AI vision in the cloud
With the AI Vision Studio IDS NXT lighthouse, users can take their first steps with AI, test the suitability of its methods for their applications and also create vision apps for IDS NXT cameras to solve complex tasks. There is no training or setting up a development environment necessary. This makes it easy to get started, which also includes implementation and commissioning of an individual AI vision system. For this purpose, the entire programming is hidden behind easy-to-understand interfaces and tools that cover all steps of an AI vision development. With Amazon (AWS) and Microsoft (Azure), professional cloud computing services are provided that can be adapted to the customer’s requirements. This means that training performance can be increased or new training models can be supported if necessary.

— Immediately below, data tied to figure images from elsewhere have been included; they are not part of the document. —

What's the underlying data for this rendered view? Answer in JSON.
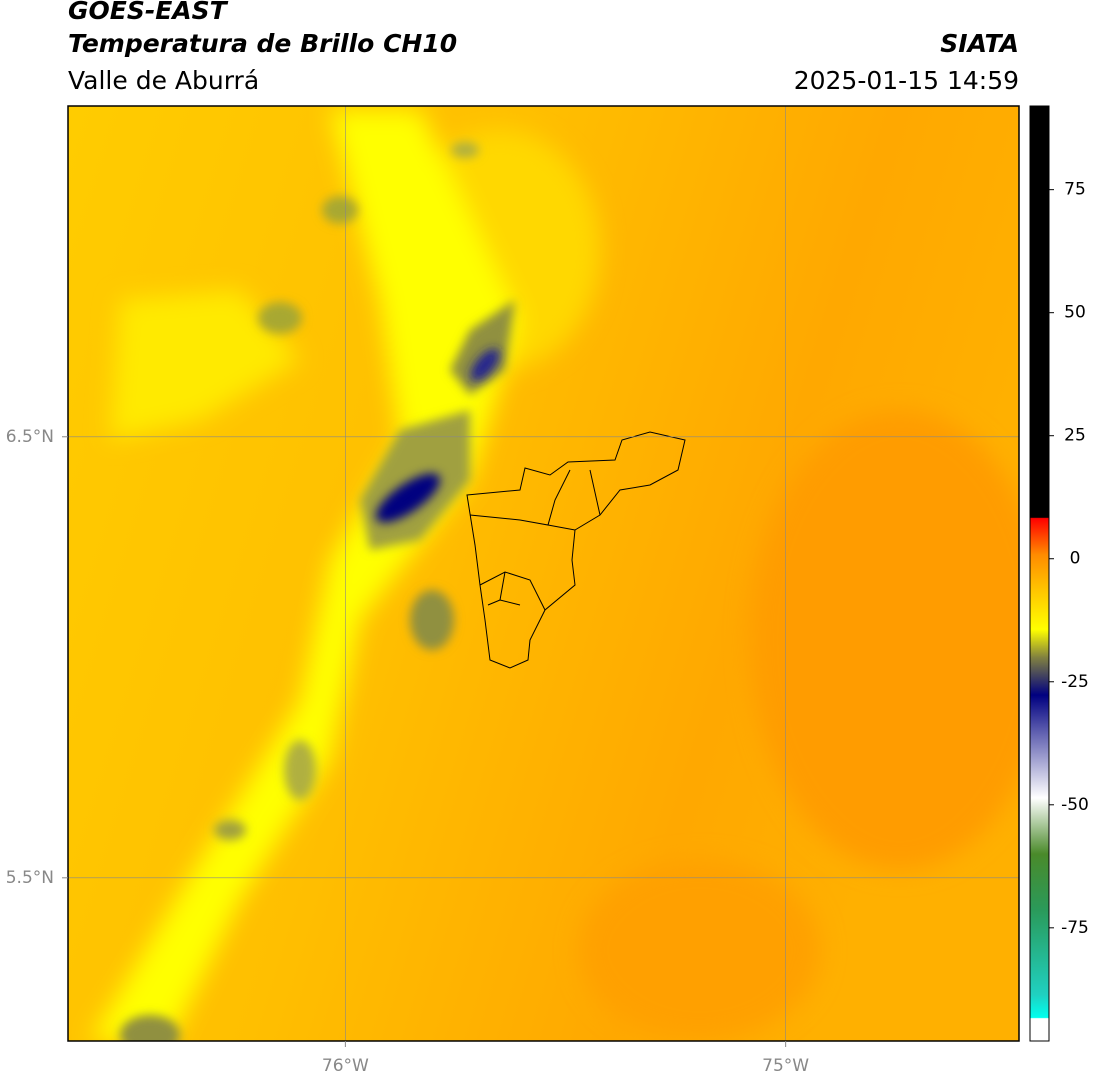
{
  "header": {
    "title": "GOES-EAST",
    "subtitle": "Temperatura de Brillo CH10",
    "region": "Valle de Aburrá",
    "agency": "SIATA",
    "timestamp": "2025-01-15 14:59"
  },
  "map": {
    "lonlim": [
      -76.63,
      -74.47
    ],
    "latlim": [
      5.13,
      7.25
    ],
    "lon_ticks": [
      {
        "value": -76,
        "label": "76°W"
      },
      {
        "value": -75,
        "label": "75°W"
      }
    ],
    "lat_ticks": [
      {
        "value": 6.5,
        "label": "6.5°N"
      },
      {
        "value": 5.5,
        "label": "5.5°N"
      }
    ]
  },
  "colorbar": {
    "lim": [
      -98,
      92
    ],
    "ticks": [
      75,
      50,
      25,
      0,
      -25,
      -50,
      -75
    ]
  }
}
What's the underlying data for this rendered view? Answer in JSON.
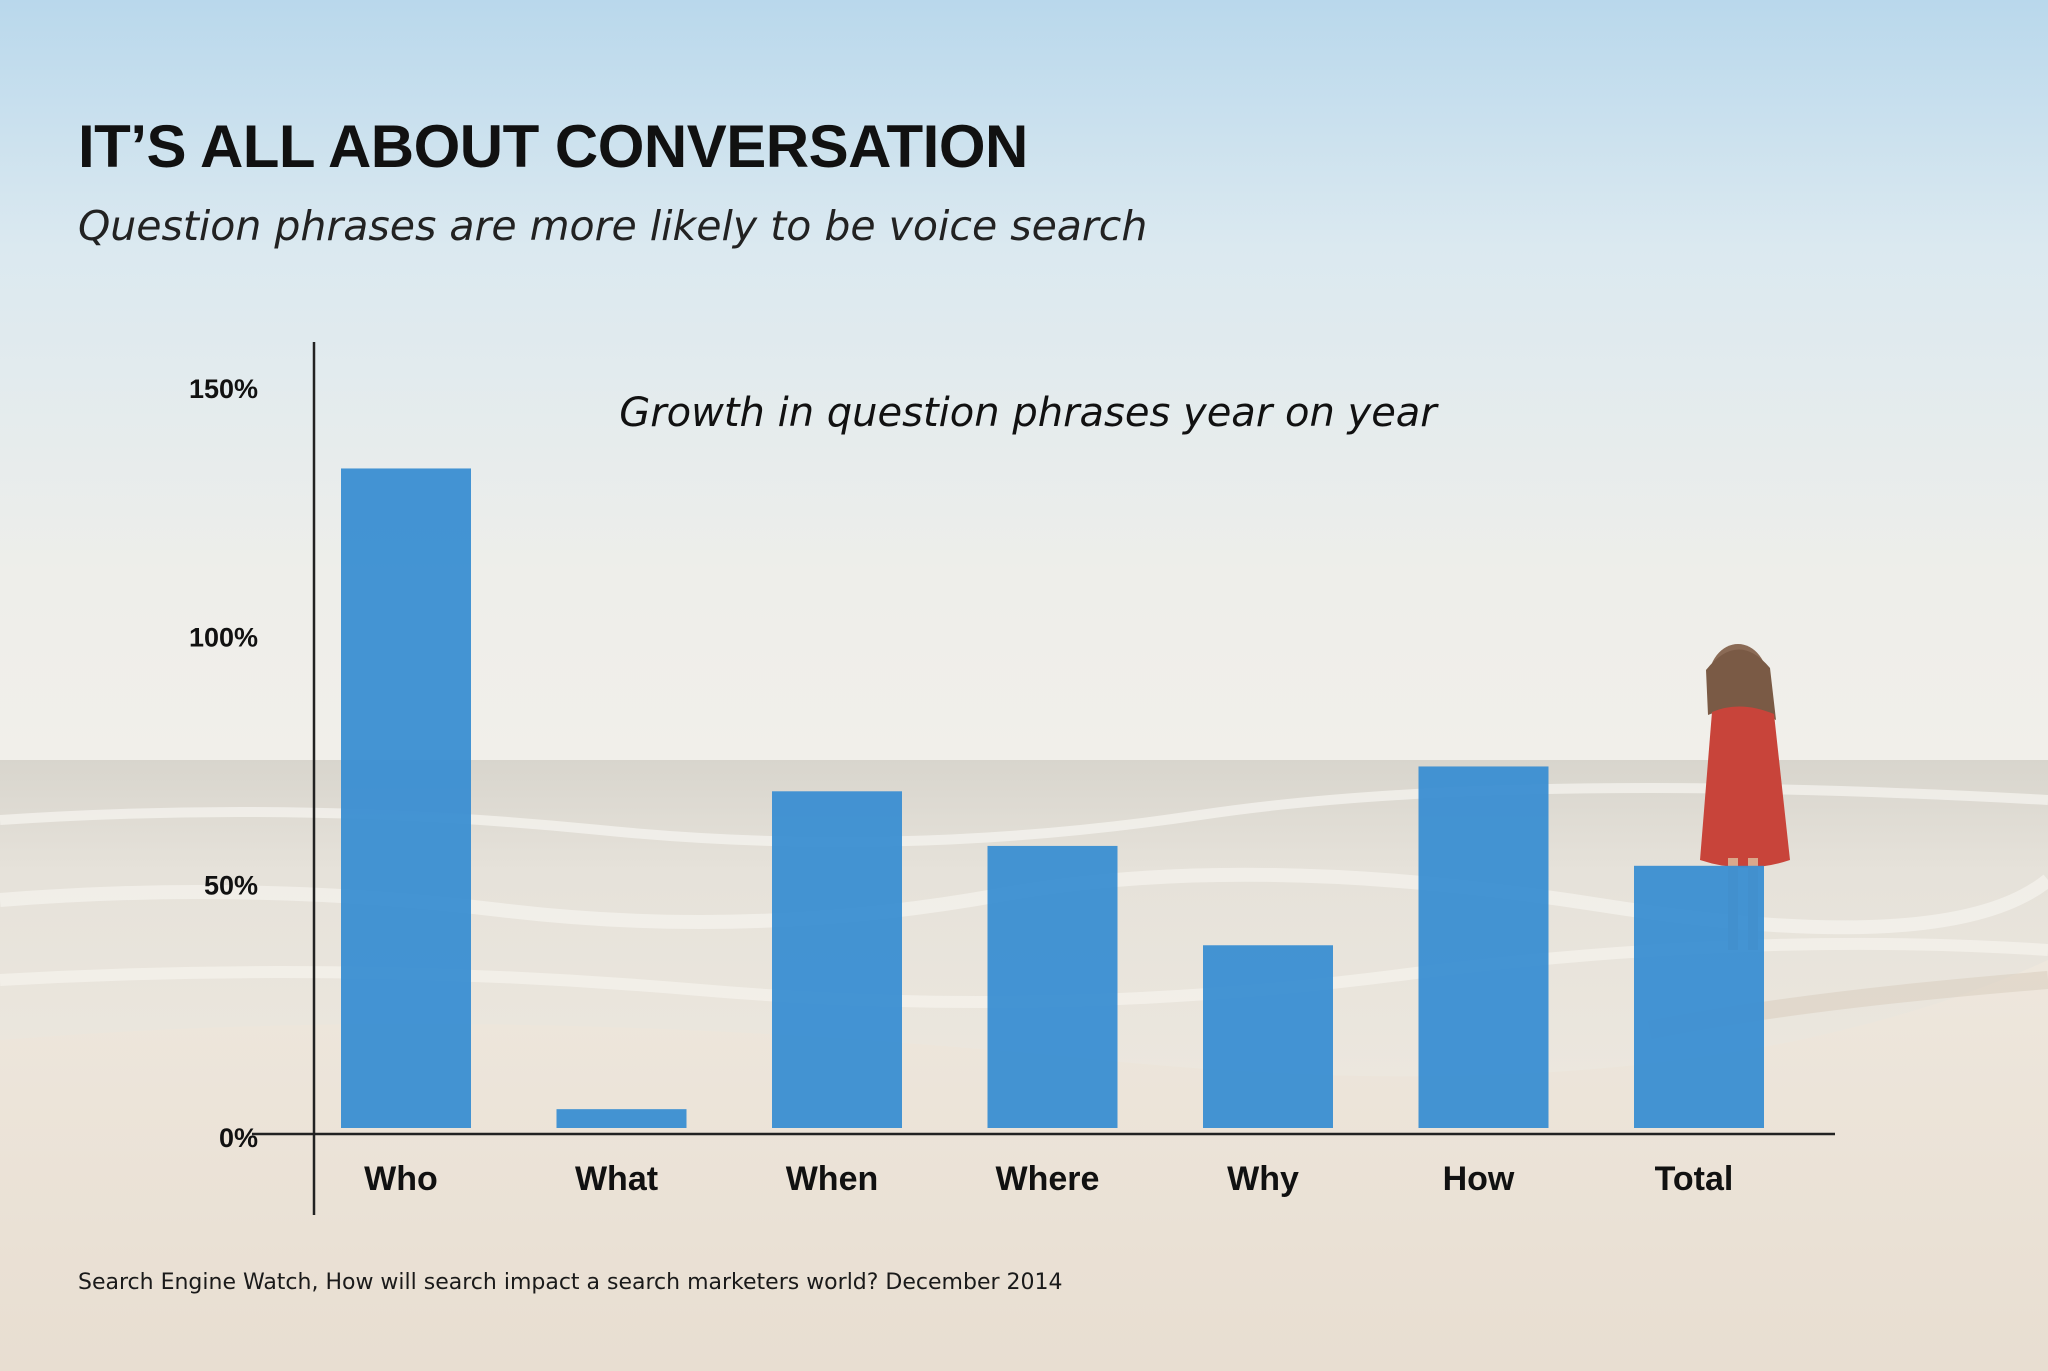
{
  "title": "IT’S ALL ABOUT CONVERSATION",
  "subtitle": "Question phrases are more likely to be voice search",
  "source": "Search Engine Watch, How will search impact a search marketers world? December 2014",
  "colors": {
    "bar": "#3a8ed2",
    "axis": "#222222",
    "text": "#111111"
  },
  "chart_data": {
    "type": "bar",
    "title": "Growth in question phrases year on year",
    "xlabel": "",
    "ylabel": "",
    "categories": [
      "Who",
      "What",
      "When",
      "Where",
      "Why",
      "How",
      "Total"
    ],
    "values": [
      134,
      5,
      69,
      58,
      38,
      74,
      54
    ],
    "ylim": [
      0,
      150
    ],
    "yticks": [
      0,
      50,
      100,
      150
    ],
    "ytick_labels": [
      "0%",
      "50%",
      "100%",
      "150%"
    ],
    "grid": false,
    "legend": "none"
  }
}
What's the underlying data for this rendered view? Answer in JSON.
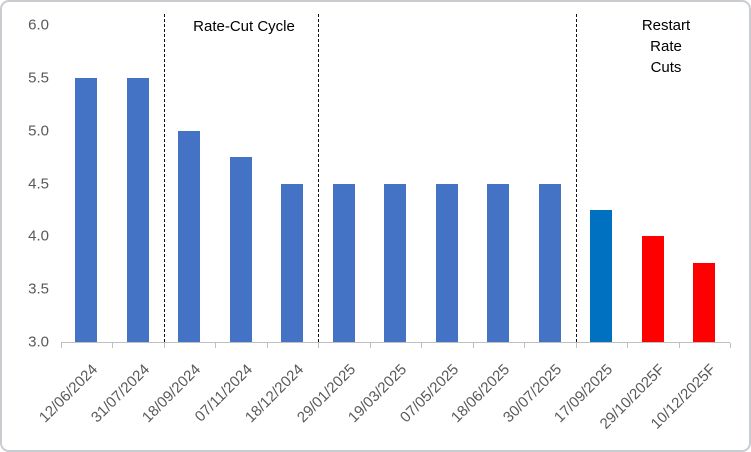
{
  "chart_data": {
    "type": "bar",
    "title": "",
    "categories": [
      "12/06/2024",
      "31/07/2024",
      "18/09/2024",
      "07/11/2024",
      "18/12/2024",
      "29/01/2025",
      "19/03/2025",
      "07/05/2025",
      "18/06/2025",
      "30/07/2025",
      "17/09/2025",
      "29/10/2025F",
      "10/12/2025F"
    ],
    "values": [
      5.5,
      5.5,
      5.0,
      4.75,
      4.5,
      4.5,
      4.5,
      4.5,
      4.5,
      4.5,
      4.25,
      4.0,
      3.75
    ],
    "bar_roles": [
      "actual",
      "actual",
      "actual",
      "actual",
      "actual",
      "actual",
      "actual",
      "actual",
      "actual",
      "actual",
      "highlight",
      "forecast",
      "forecast"
    ],
    "colors": {
      "actual": "#4472c4",
      "highlight": "#0070c0",
      "forecast": "#ff0000",
      "axis": "#bfbfbf",
      "tick_label": "#595959",
      "annotation": "#000000",
      "divider": "#111111"
    },
    "xlabel": "",
    "ylabel": "",
    "ylim": [
      3.0,
      6.0
    ],
    "ytick_labels": [
      "6.0",
      "5.5",
      "5.0",
      "4.5",
      "4.0",
      "3.5",
      "3.0"
    ],
    "grid": false,
    "legend": false,
    "dividers_after_category_index": [
      2,
      5,
      10
    ],
    "annotations": [
      {
        "id": "rate-cut-cycle",
        "lines": [
          "Rate-Cut Cycle"
        ]
      },
      {
        "id": "restart-rate-cuts",
        "lines": [
          "Restart Rate",
          "Cuts"
        ]
      }
    ]
  }
}
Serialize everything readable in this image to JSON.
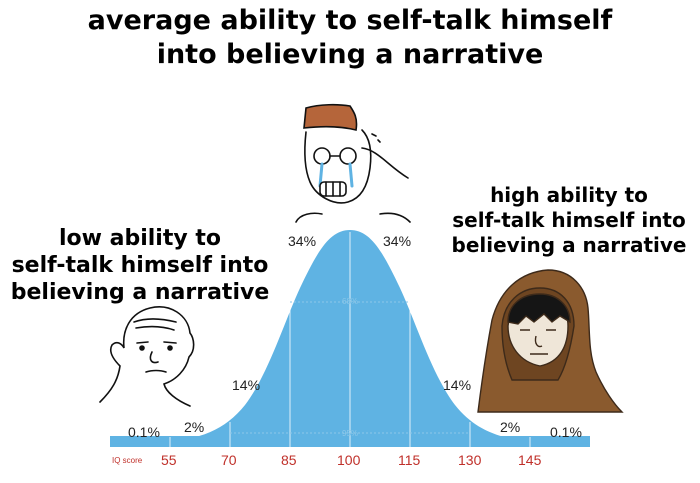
{
  "title_lines": [
    "average ability to self-talk himself",
    "into believing a narrative"
  ],
  "left_caption_lines": [
    "low ability to",
    "self-talk himself into",
    "believing a narrative"
  ],
  "right_caption_lines": [
    "high ability to",
    "self-talk himself into",
    "believing a narrative"
  ],
  "colors": {
    "curve": "#5fb3e3",
    "text": "#000000",
    "iq_axis": "#c0302a"
  },
  "chart": {
    "percentages": {
      "left_far": "0.1%",
      "left_2": "2%",
      "left_14": "14%",
      "left_34": "34%",
      "right_34": "34%",
      "right_14": "14%",
      "right_2": "2%",
      "right_far": "0.1%",
      "inner_68": "68%",
      "inner_95": "95%"
    },
    "iq_label": "IQ score",
    "iq_ticks": [
      "55",
      "70",
      "85",
      "100",
      "115",
      "130",
      "145"
    ]
  },
  "characters": {
    "left": "wojak-bald-icon",
    "center": "wojak-crying-glasses-icon",
    "right": "hooded-monk-icon"
  }
}
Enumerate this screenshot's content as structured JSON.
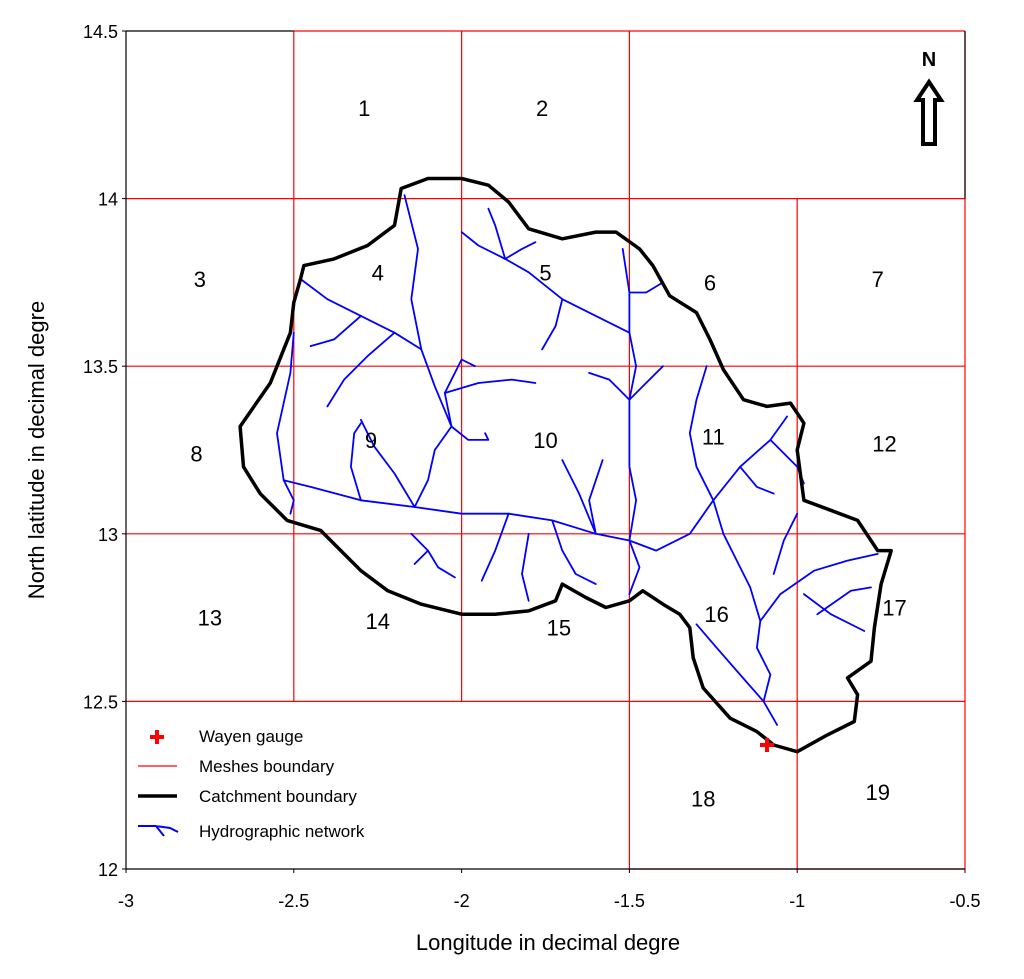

Providing sufficient data in balanced amounts for all targeted classes is often time-consuming. Since error cases can occur in all possible forms, there is often an imbalance of GOOD and BAD parts. Therefore, it is important to offer solutions that require less training data in preparation. Thus, in addition to classification and object detection, users will in future benefit from anomaly detection, which identifies all known as well as unknown error cases that exceed the normal deviations of a GOOD part. This requires relatively little training data compared to the other AI methods. In other words, anything that would be noticed by a human being who spends a long time learning what objects appear to be “typical” can also be identified by an AI system with anomaly detection. Anomaly detection is thus another useful tool to support quality control by reducing manually performed visual inspections and at the same time detecting and avoiding errors in the production process at an early stage.
Explainable AI
For better understanding a heat map visualisation of the AI attention is provided directly in the AI Vision Studio. For this purpose, special network models are used during training, which generate a kind of heat map during the evaluation of test data sets. It highlights those image areas that receive the most attention from the neural network and therefore influence the results and performance. Incorrect or under
representative training images can also sensitise the AI to unwanted features. Even an accidentally trained product label can falsify the results. The cause of such “wrong” training is called data bias. These attention maps help to reduce concerns about AI-based decisions and to increase acceptance in the industrial environment.
Outlook
IDS is constantly developing its AI system with a special focus on user-friendliness and time efficiency. This will enable AI to be used more quickly across the board, including SMEs. On the hardware side, the IDS NXT camera family is also being extended by an even more powerful hardware platform that can execute neural networks much faster. This enables AI vision even in applications with high clock rates. However, what helps most in expanding AI vision are companies that have already implemented successful AI vision projects and can tell others about them.